As a Senior, I find it is my responsibility to share with you some ideals that represent what it means to be a Villanovan. I find it necessary to reiterate some otherwise obvious ideals due the third known instance of Black Lives Matter displays being torn down.

Echoing University of Chicago’s statement to incoming first year students regarding safe spaces, I’d like to emphasize Villanova’s commitment to a vibrant and open intellectual community. Here’s a quote from University of Chicago’s statement that supports my exact sentiment:

“Members of our community are encouraged to speak, write, listen, challenge, and learn, without fear of censorship. Civility and mutual respect are vital to all of us, and freedom of expression does not mean the freedom to harass or threaten others. You will find that we expect members of our community to be engaged in rigorous debate, discussion, and even disagreement. At times this may challenge you and even cause discomfort.”

I regret to inform you of two transgressions that occurred on the basement floor of Sullivan’s bulletin board. Twice within 48 hours of move in, a Black Lives Matter bulletin display was torn down. Whether this was by a resident of the building or an outside member present on move-in day, I sincerely hope there were no Villanovan bystanders to the occurrences. A student’s BLM sign on their door was torn down in St. Mary’s Hall this week. I’d like to stress that silencing the voice of resistance to systemic oppression is not in the Wildcat spirit. Nor the Catholic spirit. Nor the Christian spirit. Nor the human spirit of empathy and compassion.
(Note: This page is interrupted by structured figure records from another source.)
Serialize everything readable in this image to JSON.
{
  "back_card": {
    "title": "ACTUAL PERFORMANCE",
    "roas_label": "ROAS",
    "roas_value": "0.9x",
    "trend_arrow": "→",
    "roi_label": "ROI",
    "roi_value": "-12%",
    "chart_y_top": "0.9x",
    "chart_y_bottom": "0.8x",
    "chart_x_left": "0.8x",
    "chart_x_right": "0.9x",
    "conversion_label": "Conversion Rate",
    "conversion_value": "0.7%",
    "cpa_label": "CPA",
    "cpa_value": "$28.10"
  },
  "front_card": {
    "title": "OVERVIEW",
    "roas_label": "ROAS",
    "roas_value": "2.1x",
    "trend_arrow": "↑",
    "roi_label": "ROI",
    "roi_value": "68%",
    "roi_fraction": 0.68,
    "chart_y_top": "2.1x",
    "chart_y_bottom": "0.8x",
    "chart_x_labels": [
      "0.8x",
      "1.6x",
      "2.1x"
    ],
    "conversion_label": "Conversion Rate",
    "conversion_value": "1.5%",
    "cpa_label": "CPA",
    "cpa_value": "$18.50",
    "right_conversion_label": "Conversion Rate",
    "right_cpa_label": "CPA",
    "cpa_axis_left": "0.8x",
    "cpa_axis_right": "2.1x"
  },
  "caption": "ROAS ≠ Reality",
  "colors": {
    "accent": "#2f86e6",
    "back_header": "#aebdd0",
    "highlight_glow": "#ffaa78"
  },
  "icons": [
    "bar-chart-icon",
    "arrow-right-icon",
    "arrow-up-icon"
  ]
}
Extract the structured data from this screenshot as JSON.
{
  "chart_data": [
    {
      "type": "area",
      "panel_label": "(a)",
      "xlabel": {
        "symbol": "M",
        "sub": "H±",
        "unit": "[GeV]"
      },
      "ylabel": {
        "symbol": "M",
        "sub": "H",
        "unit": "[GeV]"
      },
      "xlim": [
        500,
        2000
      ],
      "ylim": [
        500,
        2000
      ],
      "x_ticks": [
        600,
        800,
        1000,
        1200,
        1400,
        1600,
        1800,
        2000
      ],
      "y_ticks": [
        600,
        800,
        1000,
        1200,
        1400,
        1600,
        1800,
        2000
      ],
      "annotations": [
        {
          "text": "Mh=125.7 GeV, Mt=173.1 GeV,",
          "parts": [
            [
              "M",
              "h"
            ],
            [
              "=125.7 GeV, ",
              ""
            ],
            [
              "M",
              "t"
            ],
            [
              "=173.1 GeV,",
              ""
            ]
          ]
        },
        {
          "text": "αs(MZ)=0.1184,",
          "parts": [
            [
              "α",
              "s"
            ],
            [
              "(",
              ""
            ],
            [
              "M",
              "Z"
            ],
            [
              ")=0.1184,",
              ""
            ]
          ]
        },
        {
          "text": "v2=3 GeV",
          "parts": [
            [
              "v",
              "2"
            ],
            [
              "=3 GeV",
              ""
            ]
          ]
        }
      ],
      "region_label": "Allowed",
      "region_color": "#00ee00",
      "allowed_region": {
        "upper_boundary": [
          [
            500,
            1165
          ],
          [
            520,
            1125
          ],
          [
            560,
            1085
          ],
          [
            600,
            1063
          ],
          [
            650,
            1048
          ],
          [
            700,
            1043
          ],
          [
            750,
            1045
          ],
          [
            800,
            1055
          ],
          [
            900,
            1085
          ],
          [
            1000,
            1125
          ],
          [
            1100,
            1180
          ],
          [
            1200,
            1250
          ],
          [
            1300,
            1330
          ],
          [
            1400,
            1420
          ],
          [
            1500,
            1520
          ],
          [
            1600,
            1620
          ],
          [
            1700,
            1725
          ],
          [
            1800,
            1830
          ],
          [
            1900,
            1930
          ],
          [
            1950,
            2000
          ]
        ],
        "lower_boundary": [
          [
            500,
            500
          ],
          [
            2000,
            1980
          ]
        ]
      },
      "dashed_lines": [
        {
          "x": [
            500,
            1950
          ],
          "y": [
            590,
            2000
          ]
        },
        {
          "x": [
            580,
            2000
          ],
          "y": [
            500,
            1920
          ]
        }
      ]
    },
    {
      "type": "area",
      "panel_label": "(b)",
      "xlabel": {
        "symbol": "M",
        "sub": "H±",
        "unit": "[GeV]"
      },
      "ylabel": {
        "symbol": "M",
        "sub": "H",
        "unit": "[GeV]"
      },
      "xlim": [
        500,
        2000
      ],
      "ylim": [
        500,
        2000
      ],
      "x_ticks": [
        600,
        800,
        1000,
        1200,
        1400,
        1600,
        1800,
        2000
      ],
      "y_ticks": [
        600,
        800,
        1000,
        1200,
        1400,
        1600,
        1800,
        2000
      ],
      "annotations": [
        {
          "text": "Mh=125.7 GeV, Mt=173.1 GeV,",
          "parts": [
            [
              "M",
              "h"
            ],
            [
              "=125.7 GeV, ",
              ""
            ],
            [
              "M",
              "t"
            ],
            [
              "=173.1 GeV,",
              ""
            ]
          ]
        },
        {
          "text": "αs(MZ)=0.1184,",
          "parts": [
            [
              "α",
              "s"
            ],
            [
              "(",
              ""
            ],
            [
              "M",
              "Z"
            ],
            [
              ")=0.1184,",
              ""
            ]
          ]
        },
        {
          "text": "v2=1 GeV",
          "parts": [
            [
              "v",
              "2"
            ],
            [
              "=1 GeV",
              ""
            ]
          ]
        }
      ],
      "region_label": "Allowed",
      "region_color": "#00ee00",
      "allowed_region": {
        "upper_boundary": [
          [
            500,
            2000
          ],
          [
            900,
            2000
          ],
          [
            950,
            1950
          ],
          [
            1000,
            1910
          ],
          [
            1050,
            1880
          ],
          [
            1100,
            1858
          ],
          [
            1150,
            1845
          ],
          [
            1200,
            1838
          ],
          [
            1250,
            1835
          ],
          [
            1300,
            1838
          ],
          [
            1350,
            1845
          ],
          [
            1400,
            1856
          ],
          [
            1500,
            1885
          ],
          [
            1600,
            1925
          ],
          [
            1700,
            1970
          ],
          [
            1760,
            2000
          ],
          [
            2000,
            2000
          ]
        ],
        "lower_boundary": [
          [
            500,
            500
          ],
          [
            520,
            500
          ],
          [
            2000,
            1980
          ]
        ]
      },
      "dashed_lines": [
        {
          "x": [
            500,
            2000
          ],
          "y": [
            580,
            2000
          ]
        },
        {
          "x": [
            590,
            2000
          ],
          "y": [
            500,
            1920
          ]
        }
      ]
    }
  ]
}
Villanova is not a “safe space”. Censoring the Residence Assistance’s freedom of speech or a student’s freedom of speech is an abhorrent infraction on American ideals and Constitutional values, not to mention the deeply Catholic and humanistic ideals of social justice. As a member of the Villanova community, know that your actions are not immune from Villanovans challenging every level of identity privilege. Our language will not be diluted for the sake of political correctness.

In order for all lives to matter, black lives must. If you are uncomfortable with a symbolic statement of solidarity, an unapologetic affirmation of life for our black brothers and sisters, then I suggest you become adjusted to the real world, where people will disagree with your opinions and you must learn how to engage opposition with maturity and respect.